Голодные прираки
Шрифт:
– Поганым, – согласился первый. – После твоей задницы, всегда поганым.
– Я когда-нибудь убью тебя! Убью, – второй застучал кулачками по мускулистому первому. – Мало того, что ты делаешь со мной, что хочешь, как хочешь и где хочешь. Ты еще и перетрахал всех моих друзей. И моего мужа. И его брата. И еще одного брата. И его племянника. И его племянницу. И ихнего отца. И ихнюю мать. Да мало этого, каждое утро ты еще мастурбируешь по полчаса. И после всего этого я еще должен любить тебя, любить, да? – второй заплакал слезами, лицо его блестело в отсветах нескончаемо неземного, возвышенного и возбуждающего синего неба. Лицо его светилось под верным спутником Земли – Луной, под которой ничто. Лицо его было… Лицо его есть… Лицо его будет ПРЕКРАСНЫМ.
– Я люблю тебя! – шептал он. – Я люблю тебя, – говорил он. – Я люблю тебя, – кричал он.
Первый – весь – потянулся ко второму – всему – обнял его, поцеловал нежно в ушко, в губки, застонал на выдохе, захрипел на вдохе, стал сильнее целовать, яростнее, трясясь и подпрыгивая. Одежду с него стал срывать и ботинки, и кольца, и перстни. И целовал, целовал, целовал…

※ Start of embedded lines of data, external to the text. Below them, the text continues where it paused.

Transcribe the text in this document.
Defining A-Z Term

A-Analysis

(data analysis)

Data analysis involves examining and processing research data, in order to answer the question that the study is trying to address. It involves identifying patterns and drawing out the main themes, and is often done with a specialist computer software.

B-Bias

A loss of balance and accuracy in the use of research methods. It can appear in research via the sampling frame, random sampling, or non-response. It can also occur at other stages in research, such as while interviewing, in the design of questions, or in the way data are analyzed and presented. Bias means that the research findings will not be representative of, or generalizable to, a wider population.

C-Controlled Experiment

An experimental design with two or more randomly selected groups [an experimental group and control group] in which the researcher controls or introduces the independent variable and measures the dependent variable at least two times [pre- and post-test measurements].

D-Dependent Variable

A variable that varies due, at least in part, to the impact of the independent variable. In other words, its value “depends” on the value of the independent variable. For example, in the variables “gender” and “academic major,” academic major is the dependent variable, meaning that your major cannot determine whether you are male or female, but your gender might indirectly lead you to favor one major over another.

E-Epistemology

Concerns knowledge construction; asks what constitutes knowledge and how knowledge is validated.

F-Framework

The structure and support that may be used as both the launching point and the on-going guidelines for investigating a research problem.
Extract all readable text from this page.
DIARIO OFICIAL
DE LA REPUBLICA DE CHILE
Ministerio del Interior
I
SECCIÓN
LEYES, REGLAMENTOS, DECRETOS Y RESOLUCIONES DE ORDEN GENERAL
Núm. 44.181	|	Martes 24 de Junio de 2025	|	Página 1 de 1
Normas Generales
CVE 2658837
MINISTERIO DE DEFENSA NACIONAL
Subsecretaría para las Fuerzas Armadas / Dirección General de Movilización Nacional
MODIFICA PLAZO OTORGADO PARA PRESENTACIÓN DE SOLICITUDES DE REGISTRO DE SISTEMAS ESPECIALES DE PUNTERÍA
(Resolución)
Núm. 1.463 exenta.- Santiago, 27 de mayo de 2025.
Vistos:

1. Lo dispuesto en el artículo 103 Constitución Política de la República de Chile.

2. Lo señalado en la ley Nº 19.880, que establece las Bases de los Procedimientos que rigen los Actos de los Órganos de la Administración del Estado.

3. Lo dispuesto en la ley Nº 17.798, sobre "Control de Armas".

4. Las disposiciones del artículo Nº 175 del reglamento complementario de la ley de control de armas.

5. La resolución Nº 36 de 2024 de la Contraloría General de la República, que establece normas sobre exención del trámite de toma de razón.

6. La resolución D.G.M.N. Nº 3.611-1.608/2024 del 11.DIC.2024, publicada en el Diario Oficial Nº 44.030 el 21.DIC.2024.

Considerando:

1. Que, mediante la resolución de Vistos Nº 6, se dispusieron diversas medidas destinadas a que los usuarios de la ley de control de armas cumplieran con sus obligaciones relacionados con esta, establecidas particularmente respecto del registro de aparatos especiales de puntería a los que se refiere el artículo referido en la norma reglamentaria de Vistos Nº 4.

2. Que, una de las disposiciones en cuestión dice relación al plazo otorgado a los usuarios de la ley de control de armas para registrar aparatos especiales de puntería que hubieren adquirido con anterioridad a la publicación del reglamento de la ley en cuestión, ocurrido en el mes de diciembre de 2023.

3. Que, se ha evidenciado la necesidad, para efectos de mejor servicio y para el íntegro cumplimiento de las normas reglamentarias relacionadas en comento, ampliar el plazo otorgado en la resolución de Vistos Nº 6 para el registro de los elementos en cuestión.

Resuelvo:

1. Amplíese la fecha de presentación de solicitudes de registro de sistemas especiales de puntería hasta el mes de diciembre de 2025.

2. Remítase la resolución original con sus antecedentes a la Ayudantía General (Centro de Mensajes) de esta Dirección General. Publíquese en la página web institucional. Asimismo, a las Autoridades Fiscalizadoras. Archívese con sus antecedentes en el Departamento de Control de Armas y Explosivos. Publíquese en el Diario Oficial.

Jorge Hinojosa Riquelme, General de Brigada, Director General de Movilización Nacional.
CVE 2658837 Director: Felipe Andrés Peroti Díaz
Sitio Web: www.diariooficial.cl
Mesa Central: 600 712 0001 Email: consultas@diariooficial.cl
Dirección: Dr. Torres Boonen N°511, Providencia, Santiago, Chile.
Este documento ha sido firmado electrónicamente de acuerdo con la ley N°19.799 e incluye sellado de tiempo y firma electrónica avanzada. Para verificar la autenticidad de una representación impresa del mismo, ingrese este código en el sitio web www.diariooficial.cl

– А вот это уже лишнее, ребята, – решил Нехов и резко нажал на тормоз. Ребят бросило вперед прямо к Нехову.
Нехов с разворота одного ударил в переносицу, и другого ударил туда же. И пока они не успели прийти в себя, повторил удары. И в третий раз ударил и того и другого – для верности, – полностью повернувшись теперь к ним лицом, а к рулю задом, коленями забравшись на свое водительское сиденье, предназначенное для сидения водителя. И когда ударенные потеряли как осознание себя, так и способность двигаться, вышел из машины и стащил их, отдуваясь, редкими чувствами не отягощенных, с заднего сиденья, предназначенного для сидения пассажиров, на истерзанную землю многострадальной страны. Там и оставил. И уехал, забрав с собой автомат Калашникова и пистолет Макарова. Посмеиваясь.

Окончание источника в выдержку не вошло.